Stories of war invalids about injuries and experiences of treatment in a military hospital
The memoirs reveal the experiences of two men, Bronius Tvarkūnas and Liudas Sakalinis, joining the army, being injured, and being treated in a military hospital.
The memoirs of war invalid Bronius Tvarkūnas describe his joining the army in Panevėžys, his first training, and his familiarization with a rifle. The first experience of battle is described, and when retreating from Panevėžys, the volunteer explains that it was not so much the strength of the enemy as the weakness of our commanders.

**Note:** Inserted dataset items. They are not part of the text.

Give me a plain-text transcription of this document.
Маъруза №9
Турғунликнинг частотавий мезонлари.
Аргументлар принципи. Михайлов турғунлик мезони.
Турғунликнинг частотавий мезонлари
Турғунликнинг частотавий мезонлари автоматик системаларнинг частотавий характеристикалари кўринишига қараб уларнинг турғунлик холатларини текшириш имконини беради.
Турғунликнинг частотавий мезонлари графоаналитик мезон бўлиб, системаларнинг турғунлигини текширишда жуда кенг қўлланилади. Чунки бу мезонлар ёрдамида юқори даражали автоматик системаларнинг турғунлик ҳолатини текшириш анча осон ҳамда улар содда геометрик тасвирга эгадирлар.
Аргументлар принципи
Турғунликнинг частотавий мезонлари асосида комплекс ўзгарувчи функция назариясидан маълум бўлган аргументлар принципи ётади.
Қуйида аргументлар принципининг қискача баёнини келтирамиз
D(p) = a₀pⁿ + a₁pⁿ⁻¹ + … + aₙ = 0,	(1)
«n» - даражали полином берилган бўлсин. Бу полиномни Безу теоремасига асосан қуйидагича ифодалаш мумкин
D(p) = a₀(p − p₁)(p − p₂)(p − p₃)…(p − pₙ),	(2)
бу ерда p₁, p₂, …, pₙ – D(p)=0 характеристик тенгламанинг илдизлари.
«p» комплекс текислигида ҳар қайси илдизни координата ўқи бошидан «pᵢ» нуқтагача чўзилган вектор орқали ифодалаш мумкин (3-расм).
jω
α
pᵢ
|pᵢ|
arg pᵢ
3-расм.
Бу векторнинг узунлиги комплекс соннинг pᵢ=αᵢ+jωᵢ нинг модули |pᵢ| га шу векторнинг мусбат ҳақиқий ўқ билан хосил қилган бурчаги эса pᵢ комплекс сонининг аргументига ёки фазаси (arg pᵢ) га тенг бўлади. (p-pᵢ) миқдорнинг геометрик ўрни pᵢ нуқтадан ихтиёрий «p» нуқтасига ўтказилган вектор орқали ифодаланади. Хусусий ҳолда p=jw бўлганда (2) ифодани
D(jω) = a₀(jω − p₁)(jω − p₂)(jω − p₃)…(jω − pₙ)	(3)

It describes how B. Tvarkūnas dismantled the rails of a Bolshevik train and the latter fell off the rails, while the wounded inside screamed. Although the Bolsheviks escaped with the wounded, Lithuanian soldiers collected their property. In the battles with the Bolsheviks near the Pajuostė Manor, B. Tvarkūnas was wounded and became a war invalid, and in the military hospital he suffered another serious blow, because B. Tvarkūnas' brother died of his wounds there.
In the memoirs of the war invalid who took the pseudonym Liudas Sakalinis, much attention is paid to the description of the injury. The soldier conveys how he slowly "sinks into the abyss", feels a horseman passing by him, feels enemy soldiers dragging him, and shells explode around him, releasing fountains of shrapnel. The experience of the injury is replaced by an experience in a military hospital, which records trembling, a desire to drink, and the cries of the young soldier "mommy, mommy".
- BR. TVARKŪNAS, My Memories, Lithuanian War Invalid, No. 9, 1936, pp. 33 – 34;
- LIUDAS SAKALINIS, From the battlefield to the military hospital bed, Lithuanian War Invalid, No. 10, 1938, pp. 54 – 56.